Wednesday, July 24, 2019

Floors Castle



Floors Castle is a magnificent stately home set in the Roxburghe Estate near the market town of Kelso. Home to the10th Duke of Roxburghe, Floors Castle is the largest inhabited house in Scotland. Set within extensive grounds and beautiful gardens this wonderful family home is steeped in history. Built in 1721 on the banks of the River Tweed the castle offers superb views of the surrounding countryside. Only a 15 - 20 minute walk from Kelso town centre Floors Castle is a wonderful place to spend a relaxing day, absorbing the history of the grand stately rooms, once visited by Queen Victoria, strolling through the the woodland and beside the river or relaxing in the walled and millennium gardens followed by a treat in the courtyard or terrace cafe. 

Although inhabited, many parts of this historic building are open to the public. In addition to the splendour and grandness of the rooms and tapestries the castle contains collections of fine art, porcelain and a vast collection of stuffed birds, featuring almost every UK species, including a couple of truly enormous ones in the Golden Eagle and the Great Bustard. The castle is surrounded by beautiful gardens and extensive woodland offering riverside walks and fabulous views. In summer the walled garden is ablaze with colour and the adjacent millennium garden complete with a summer house enjoyed by Queen Victoria is a tranquil retreat. 




Gatehouse

House
Until the reformation the lands of Floors were originally held by the monks of Kelso Abbey. They were handed to Robert Ker of Cessford (later to become the 1st Earl Roxburghe) by King James VI. Floors Castle was built in 1721 for the 1st  Duke of Roxburghe, who was rewarded with the title for his role in securing a union between England and Scotland.The Castle was built incorporating and an earlier Tower House and was originally a symmetrical Georgian Country House. Between 1837 and 1847  the 6th Duke commissioned William Playfair to remodel the castle creating the  "fairytale castle" that exists today. In 1867 Queen Victoria and four of her children stayed in the castle for two nights before departing for Balmoral. 

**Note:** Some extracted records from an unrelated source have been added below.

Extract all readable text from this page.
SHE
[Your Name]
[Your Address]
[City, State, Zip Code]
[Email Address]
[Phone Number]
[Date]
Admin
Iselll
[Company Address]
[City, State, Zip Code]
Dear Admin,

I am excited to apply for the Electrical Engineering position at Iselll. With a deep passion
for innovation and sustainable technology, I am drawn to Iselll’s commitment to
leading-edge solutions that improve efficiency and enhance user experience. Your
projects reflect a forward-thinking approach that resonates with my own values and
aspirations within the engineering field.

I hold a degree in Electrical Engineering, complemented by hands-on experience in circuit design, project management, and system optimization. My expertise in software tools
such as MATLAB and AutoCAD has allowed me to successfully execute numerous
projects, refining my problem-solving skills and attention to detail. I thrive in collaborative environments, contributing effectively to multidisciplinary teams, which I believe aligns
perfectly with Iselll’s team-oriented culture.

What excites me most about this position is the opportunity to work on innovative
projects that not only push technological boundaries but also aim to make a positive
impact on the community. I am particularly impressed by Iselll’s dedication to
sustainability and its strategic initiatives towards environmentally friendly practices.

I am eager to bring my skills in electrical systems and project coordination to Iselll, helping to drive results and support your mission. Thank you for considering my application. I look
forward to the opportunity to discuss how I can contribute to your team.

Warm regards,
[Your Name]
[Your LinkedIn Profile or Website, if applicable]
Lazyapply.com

In 1903 the 8h Duke married Mary Goelet, an American heiress who furnished the castle with her own collection of art, furniture, porcelain and tapestries brought with her her from Long Island. The present Duke and Duchess of Roxburghe continue to live in and maintain the castle. 







Gardens
surrounded by woodland are the impressive walled and millennium gardens. The flower beds in the secluded walled garden overflow with colour and the victorian glasshouses are packed with young plants and fruits. 

The formal millennium garden was created to commemorate the new millennium, featuring thinterteinihg initials of the Duke and Duchess. Within the garden is "The Queens House" which was built in 1867 for Queen Victoria to take afternoon tea during her visit.



The Walled Garden

The Walled Garden

The Millennium Garden

Grounds
Between the castle and the millennium garden is the beautiful and serene woodland garden, containing a mixture of open glades, mature trees and shrubs. A great way to explore the grounds is follow the woodland walk, meandering through the woodland and observing the many birds, owls, woodpeckers and red squirrels. 

The riverside walk along the banks of the River Tweed offers stunning views of the parkland and surrounding countryside. Look out for  the vast array of wildlife including, otters, herons and oyster catchers. 

A cycle tail runs through the grounds and is the perfect way to enjoy this magnificent estate.